Der Roman ist in zwei Bänden in recht mäßiger Übersetzung bei Otto Janke (Berlin 1878) erschienen.

Das nächste Werk „The fallen leaves“ (Welke Blätter) ist von allen Tendenzromanen Wilkie Collins‘ der unverhüllteste. Er stellt eine scharfe, packende Fastenpredigt gegen die offenkundige und doch schweigend geduldete moralische Verrottung sozialer Zustände dar, welche sich leider nicht nur in England nachweisen lassen dürften. Als lichtes Gegenbild zu diesem düsteren Gemälde heimischer Verhältnisse stellt Collins die Lehren und das Leben eines kleinen amerikanischen, christlich-sozialen Gemeinwesens hin. Diese Christlich-Sozialen haben freilich mit denen unseres Stöcker und Genossen wenig Ähnlichkeit. Ihr Gesetzbuch ist das Neue Testament, insofern es die reinen Grundlehren des Christentums enthält; ihr Sozialismus gibt sich kund in gemeinsamer ehrlicher Arbeit zum allgemeinen Vorteile. Ein in dieser Gemeinde aufgewachsener junger Engländer kehrt zu einem längeren Aufenthalte in sein Mutterland zurück und empfängt natürlich die betrübendsten Eindrücke von der dort herrschenden Falschheit, Heuchelei, Selbstsucht und Gefühlsarmut. Er verlobt sich Hals über Kopf mit einem höchst wohlerzogenen Mädchen, der nichte eines schurkischen Geschäftsmannes, an welchem hauptsächlich der demoralisierende Einfluß modernen Kulturlebens und insbesondere englischer Vorurteile nachgewiesen wird.

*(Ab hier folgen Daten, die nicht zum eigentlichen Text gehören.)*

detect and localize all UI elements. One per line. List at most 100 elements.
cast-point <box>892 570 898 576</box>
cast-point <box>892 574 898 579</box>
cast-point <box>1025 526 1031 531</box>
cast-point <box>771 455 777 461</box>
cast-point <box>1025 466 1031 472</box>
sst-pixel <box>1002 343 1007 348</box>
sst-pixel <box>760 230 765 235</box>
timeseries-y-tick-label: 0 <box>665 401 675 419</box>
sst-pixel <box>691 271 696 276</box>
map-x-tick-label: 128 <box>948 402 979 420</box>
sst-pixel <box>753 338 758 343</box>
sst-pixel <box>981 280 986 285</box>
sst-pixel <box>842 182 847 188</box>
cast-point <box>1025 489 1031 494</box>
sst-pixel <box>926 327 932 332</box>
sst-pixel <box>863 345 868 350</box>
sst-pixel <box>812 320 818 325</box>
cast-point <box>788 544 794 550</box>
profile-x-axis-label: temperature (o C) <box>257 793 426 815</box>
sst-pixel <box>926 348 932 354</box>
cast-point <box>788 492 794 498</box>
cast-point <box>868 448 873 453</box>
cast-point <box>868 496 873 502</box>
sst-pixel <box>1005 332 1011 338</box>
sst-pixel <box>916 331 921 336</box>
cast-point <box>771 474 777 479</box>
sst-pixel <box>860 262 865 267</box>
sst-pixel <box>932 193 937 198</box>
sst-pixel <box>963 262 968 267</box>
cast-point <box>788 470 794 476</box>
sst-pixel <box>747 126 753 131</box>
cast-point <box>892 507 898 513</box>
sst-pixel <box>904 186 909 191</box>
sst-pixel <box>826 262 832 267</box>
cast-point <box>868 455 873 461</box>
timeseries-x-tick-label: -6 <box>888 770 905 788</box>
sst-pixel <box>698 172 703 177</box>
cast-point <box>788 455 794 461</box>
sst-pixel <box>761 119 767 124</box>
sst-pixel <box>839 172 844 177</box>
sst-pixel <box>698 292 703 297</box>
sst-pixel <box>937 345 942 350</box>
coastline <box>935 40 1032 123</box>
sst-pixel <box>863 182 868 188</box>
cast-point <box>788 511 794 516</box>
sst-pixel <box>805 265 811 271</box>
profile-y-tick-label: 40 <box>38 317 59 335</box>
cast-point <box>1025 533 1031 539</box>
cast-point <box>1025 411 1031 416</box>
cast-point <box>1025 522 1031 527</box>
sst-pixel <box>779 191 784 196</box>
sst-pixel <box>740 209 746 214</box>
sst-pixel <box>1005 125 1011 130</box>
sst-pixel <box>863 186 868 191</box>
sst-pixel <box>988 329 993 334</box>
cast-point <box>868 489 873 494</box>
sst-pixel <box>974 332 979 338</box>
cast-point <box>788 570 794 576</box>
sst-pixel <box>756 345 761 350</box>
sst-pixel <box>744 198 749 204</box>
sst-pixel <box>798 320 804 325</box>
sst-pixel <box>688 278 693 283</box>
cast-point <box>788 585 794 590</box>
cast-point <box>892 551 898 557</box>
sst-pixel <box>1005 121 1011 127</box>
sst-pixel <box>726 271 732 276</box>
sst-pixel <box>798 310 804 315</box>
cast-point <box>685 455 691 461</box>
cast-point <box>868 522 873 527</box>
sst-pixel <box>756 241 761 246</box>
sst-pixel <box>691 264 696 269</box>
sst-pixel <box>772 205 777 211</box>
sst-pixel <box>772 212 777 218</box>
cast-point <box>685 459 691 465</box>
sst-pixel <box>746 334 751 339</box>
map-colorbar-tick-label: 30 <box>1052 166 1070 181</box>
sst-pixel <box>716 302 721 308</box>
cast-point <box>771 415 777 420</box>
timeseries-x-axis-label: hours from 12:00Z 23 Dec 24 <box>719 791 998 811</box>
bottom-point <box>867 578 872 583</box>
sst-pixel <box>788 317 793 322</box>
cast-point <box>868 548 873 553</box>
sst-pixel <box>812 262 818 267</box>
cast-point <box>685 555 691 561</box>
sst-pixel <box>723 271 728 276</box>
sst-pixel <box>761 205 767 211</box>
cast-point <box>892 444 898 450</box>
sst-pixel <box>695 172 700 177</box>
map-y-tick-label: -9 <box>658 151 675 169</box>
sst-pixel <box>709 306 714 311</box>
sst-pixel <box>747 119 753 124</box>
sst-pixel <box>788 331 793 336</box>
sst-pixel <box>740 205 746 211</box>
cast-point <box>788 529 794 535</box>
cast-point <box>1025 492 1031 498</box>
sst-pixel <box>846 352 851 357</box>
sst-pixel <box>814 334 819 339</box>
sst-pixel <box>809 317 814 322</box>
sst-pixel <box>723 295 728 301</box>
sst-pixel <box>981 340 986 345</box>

Der arglose, impetuose Amerikaner sieht sich bald über die Leidenschaft seiner Erkorenen schmerzlich getäuscht. Sie ist einer solchen in seinem Sinne gar nicht fähig, sondern hängt mit allen Fasern ihres Herzens an den anerzogenen Äußerlichkeiten und Vorurteilen, welche auch die Ehe mehr als Geschäfts- denn als Herzensangelegenheit aufzufassen gewohnt sind. Der junge Goldenheart, dies ist der bezeichnende Name des Helden, wird aus dieser unglücklichen Lage, in welche ihn seine unbedachte Verlobung gebracht, durch eine neue Liebe herausgerissen, und zwar eine langsam, aber stetig sich entwickelnde Liebe zu einem, von ihm auf der Straße aufgelesenen Mädchen, deren Beschützer, Lehrmeister und endlich Gatte er wird. Dies Mädchen ist natürlich – anders geht es bei Collins schon nicht – ein von jenem schurkischen Geschäftsmann Farnaby geraubtes und nach allen möglichen verwickelten Zwischenfällen von Goldenheart als Farnabys Tochter erkanntes Kind.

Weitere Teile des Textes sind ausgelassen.